Если такого многообразия нет, то и города нет, тогда у нас с вами недогород под именем “слобода”. Это чисто функциональное поселение. Когда-то в русских поселениях жили стрельцы – так и остались в каком-нибудь Скопине или Лихвине Пушкарская да Стрелецкая улицы. Точно так же позднее при фабриках вырастали текстильная или кузнечная слободки. Самые большие слободы в мире – Тольятти и Набережные Челны. Это не города, хотя сейчас там есть ядра городского сообщества, которые пытаются прорастить городское начало сквозь непомерно разросшуюся многоэтажную слободу. Драматична борьба людей, которые осознают, что городом надо стать, с теми, кто удовлетворен, что на географической карте и в расписании поездов написано: “город Тольятти”. Эта борьба сегодня пронизывает всю систему жизни гигантских поселений. Слобода постоянно сопутствует городу, но смешивать их смерти подобно, если вообще стоит задача поддержания и развития города как социального организма, несущего тяжкую задачу прогресса всего общества.

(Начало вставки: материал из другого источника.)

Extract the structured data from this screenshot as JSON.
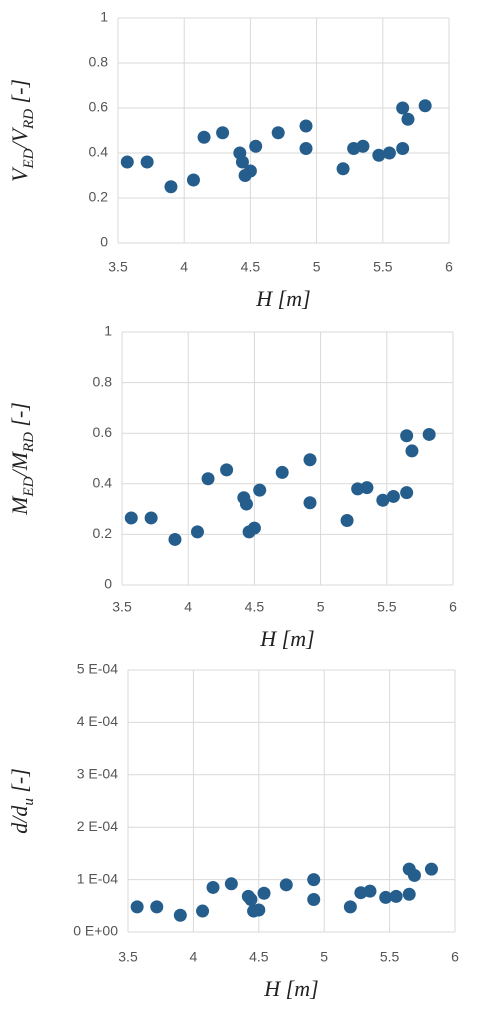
{
  "chart_data": [
    {
      "type": "scatter",
      "color": "#255e8c",
      "grid": true,
      "xlabel": "H [m]",
      "ylabel": [
        {
          "text": "V"
        },
        {
          "text": "ED",
          "sub": true
        },
        {
          "text": "/V"
        },
        {
          "text": "RD",
          "sub": true
        },
        {
          "text": " [-]"
        }
      ],
      "xlim": [
        3.5,
        6
      ],
      "xticks": [
        3.5,
        4,
        4.5,
        5,
        5.5,
        6
      ],
      "ylim": [
        0,
        1
      ],
      "yticks": [
        0,
        0.2,
        0.4,
        0.6,
        0.8,
        1
      ],
      "x": [
        3.57,
        3.72,
        3.9,
        4.07,
        4.15,
        4.29,
        4.42,
        4.44,
        4.46,
        4.5,
        4.54,
        4.71,
        4.92,
        4.92,
        5.2,
        5.28,
        5.35,
        5.47,
        5.55,
        5.65,
        5.65,
        5.69,
        5.82
      ],
      "values": [
        0.36,
        0.36,
        0.25,
        0.28,
        0.47,
        0.49,
        0.4,
        0.36,
        0.3,
        0.32,
        0.43,
        0.49,
        0.52,
        0.42,
        0.33,
        0.42,
        0.43,
        0.39,
        0.4,
        0.42,
        0.6,
        0.55,
        0.61
      ]
    },
    {
      "type": "scatter",
      "color": "#255e8c",
      "grid": true,
      "xlabel": "H [m]",
      "ylabel": [
        {
          "text": "M"
        },
        {
          "text": "ED",
          "sub": true
        },
        {
          "text": "/M"
        },
        {
          "text": "RD",
          "sub": true
        },
        {
          "text": " [-]"
        }
      ],
      "xlim": [
        3.5,
        6
      ],
      "xticks": [
        3.5,
        4,
        4.5,
        5,
        5.5,
        6
      ],
      "ylim": [
        0,
        1
      ],
      "yticks": [
        0,
        0.2,
        0.4,
        0.6,
        0.8,
        1
      ],
      "x": [
        3.57,
        3.72,
        3.9,
        4.07,
        4.15,
        4.29,
        4.42,
        4.44,
        4.46,
        4.5,
        4.54,
        4.71,
        4.92,
        4.92,
        5.2,
        5.28,
        5.35,
        5.47,
        5.55,
        5.65,
        5.65,
        5.69,
        5.82
      ],
      "values": [
        0.265,
        0.265,
        0.18,
        0.21,
        0.42,
        0.455,
        0.345,
        0.32,
        0.21,
        0.225,
        0.375,
        0.445,
        0.495,
        0.325,
        0.255,
        0.38,
        0.385,
        0.335,
        0.35,
        0.365,
        0.59,
        0.53,
        0.595
      ]
    },
    {
      "type": "scatter",
      "color": "#255e8c",
      "grid": true,
      "xlabel": "H [m]",
      "ylabel": [
        {
          "text": "d/d"
        },
        {
          "text": "u",
          "sub": true
        },
        {
          "text": " [-]"
        }
      ],
      "xlim": [
        3.5,
        6
      ],
      "xticks": [
        3.5,
        4,
        4.5,
        5,
        5.5,
        6
      ],
      "ylim": [
        0,
        0.0005
      ],
      "yticks": [
        {
          "value": 0,
          "label": "0 E+00"
        },
        {
          "value": 0.0001,
          "label": "1 E-04"
        },
        {
          "value": 0.0002,
          "label": "2 E-04"
        },
        {
          "value": 0.0003,
          "label": "3 E-04"
        },
        {
          "value": 0.0004,
          "label": "4 E-04"
        },
        {
          "value": 0.0005,
          "label": "5 E-04"
        }
      ],
      "x": [
        3.57,
        3.72,
        3.9,
        4.07,
        4.15,
        4.29,
        4.42,
        4.44,
        4.46,
        4.5,
        4.54,
        4.71,
        4.92,
        4.92,
        5.2,
        5.28,
        5.35,
        5.47,
        5.55,
        5.65,
        5.65,
        5.69,
        5.82
      ],
      "values": [
        4.8e-05,
        4.8e-05,
        3.2e-05,
        4e-05,
        8.5e-05,
        9.2e-05,
        6.8e-05,
        6.2e-05,
        4e-05,
        4.2e-05,
        7.4e-05,
        9e-05,
        0.0001,
        6.2e-05,
        4.8e-05,
        7.5e-05,
        7.8e-05,
        6.6e-05,
        6.8e-05,
        7.2e-05,
        0.00012,
        0.000108,
        0.00012
      ]
    }
  ]
}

Есть еще ситуация – негород, или сверхгород. Москва – него-род, потому что критическая величина собственно города (в котором возможно единое сообщество), за которой любые социальные группы распадаются на подгруппы (которые никогда не встречаются) была превзойдена уже 25–30 лет назад. Тогда мы знакомимся с людьми, с которыми должны были бы быть знакомы по роду своих занятий, через Интернет, через компьютерный журнал, издаваемый в американском Сиэтле или в Петербурге, через книги. Это проблема всех метрополий. Осознающие себя метрополии вовлечены в мучительную борьбу за то, чтобы удержать городское начало. Эта борьба идет, когда негород решает, что центральное ядро – это и есть город, а все остальное – десятки слобод, миллионы спальных мест, гектары заводов, складов и торговых центров. Тогда-то негород начинает вкладывать невероятные ресурсы – и денежные, и энергетические, и человеческие – в формирование нового социального (как бы бессмысленного) центра. Этим 20 лет был поглощен Париж, этим занята мэрия Москвы.

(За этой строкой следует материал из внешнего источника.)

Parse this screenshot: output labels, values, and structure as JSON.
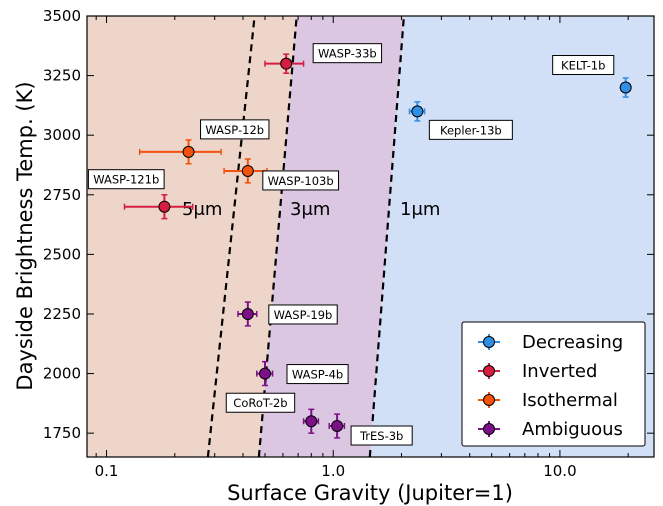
{
  "chart_data": {
    "type": "scatter",
    "xlabel": "Surface Gravity (Jupiter=1)",
    "ylabel": "Dayside Brightness Temp. (K)",
    "xscale": "log",
    "xlim": [
      0.082,
      26
    ],
    "ylim": [
      1650,
      3500
    ],
    "xticks": [
      {
        "value": 0.1,
        "label": "0.1"
      },
      {
        "value": 1,
        "label": "1.0"
      },
      {
        "value": 10,
        "label": "10.0"
      }
    ],
    "yticks": [
      {
        "value": 1750,
        "label": "1750"
      },
      {
        "value": 2000,
        "label": "2000"
      },
      {
        "value": 2250,
        "label": "2250"
      },
      {
        "value": 2500,
        "label": "2500"
      },
      {
        "value": 2750,
        "label": "2750"
      },
      {
        "value": 3000,
        "label": "3000"
      },
      {
        "value": 3250,
        "label": "3250"
      },
      {
        "value": 3500,
        "label": "3500"
      }
    ],
    "boundaries": [
      {
        "label": "5μm",
        "from": [
          0.28,
          1650
        ],
        "to": [
          0.45,
          3500
        ]
      },
      {
        "label": "3μm",
        "from": [
          0.47,
          1650
        ],
        "to": [
          0.69,
          3500
        ]
      },
      {
        "label": "1μm",
        "from": [
          1.45,
          1650
        ],
        "to": [
          2.05,
          3500
        ]
      }
    ],
    "regions": {
      "5um": "#eed5c9",
      "3um": "#dbc7e1",
      "1um": "#d2e0f7"
    },
    "legend": {
      "position": "bottom-right",
      "entries": [
        {
          "name": "Decreasing",
          "color": "#2f8fe4"
        },
        {
          "name": "Inverted",
          "color": "#d51e42"
        },
        {
          "name": "Isothermal",
          "color": "#f2520e"
        },
        {
          "name": "Ambiguous",
          "color": "#7d1088"
        }
      ]
    },
    "series": [
      {
        "name": "Decreasing",
        "color": "#2f8fe4",
        "points": [
          {
            "planet": "KELT-1b",
            "x": 19.5,
            "y": 3200,
            "xerr": [
              0.5,
              0.5
            ],
            "yerr": [
              40,
              40
            ]
          },
          {
            "planet": "Kepler-13b",
            "x": 2.35,
            "y": 3100,
            "xerr": [
              0.18,
              0.18
            ],
            "yerr": [
              40,
              40
            ]
          }
        ]
      },
      {
        "name": "Inverted",
        "color": "#d51e42",
        "points": [
          {
            "planet": "WASP-33b",
            "x": 0.62,
            "y": 3300,
            "xerr": [
              0.12,
              0.12
            ],
            "yerr": [
              40,
              40
            ]
          },
          {
            "planet": "WASP-121b",
            "x": 0.18,
            "y": 2700,
            "xerr": [
              0.06,
              0.06
            ],
            "yerr": [
              50,
              50
            ]
          }
        ]
      },
      {
        "name": "Isothermal",
        "color": "#f2520e",
        "points": [
          {
            "planet": "WASP-12b",
            "x": 0.23,
            "y": 2930,
            "xerr": [
              0.09,
              0.09
            ],
            "yerr": [
              50,
              50
            ]
          },
          {
            "planet": "WASP-103b",
            "x": 0.42,
            "y": 2850,
            "xerr": [
              0.09,
              0.09
            ],
            "yerr": [
              50,
              50
            ]
          }
        ]
      },
      {
        "name": "Ambiguous",
        "color": "#7d1088",
        "points": [
          {
            "planet": "WASP-19b",
            "x": 0.42,
            "y": 2250,
            "xerr": [
              0.04,
              0.04
            ],
            "yerr": [
              50,
              50
            ]
          },
          {
            "planet": "WASP-4b",
            "x": 0.5,
            "y": 2000,
            "xerr": [
              0.04,
              0.04
            ],
            "yerr": [
              50,
              50
            ]
          },
          {
            "planet": "CoRoT-2b",
            "x": 0.8,
            "y": 1800,
            "xerr": [
              0.06,
              0.06
            ],
            "yerr": [
              50,
              50
            ]
          },
          {
            "planet": "TrES-3b",
            "x": 1.04,
            "y": 1780,
            "xerr": [
              0.08,
              0.08
            ],
            "yerr": [
              50,
              50
            ]
          }
        ]
      }
    ]
  }
}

Таким образом из пропасти, образованной чудовищным экономическим кризисом, выбрался город Детройт. Когда рухнула вся тяжелая промышленность, Детройт “лег”. Сегодня это единственный известный мне город, в котором на набережной стоит памятник программе развития, принятой 30 лет назад. В Детройте 30 лет назад была принята программа снова стать городом, он и стал им, при этом уменьшив на 40 % население, оказавшееся в городе лишним. Это был мучительнейший процесс.

Вена сейчас переживает нечто подобное, и целый интеллектуальный штаб при консультациях Ричарда Найта, ставшего своего рода лекарем для городов, находящихся в проблемных ситуациях, занимается вместе с венцами “лечением” Вены, оказавшейся на задворках Европы с имиджем города, в котором есть шоколадные шарики под названием “Моцарт”, концерты Моцарта и более ничего. Вена за последние 30 лет потеряла лидерство и в фармацевтике, и в производстве музыкальных инструментов и ювелирных изделий. Сегодня, пройдя четыре года семинарской работы со всеми своими сообществами, несущими профессиональные ценности, Вена приступила к разработке программы развития, это займет еще немало лет, возможно, несколько десятилетий.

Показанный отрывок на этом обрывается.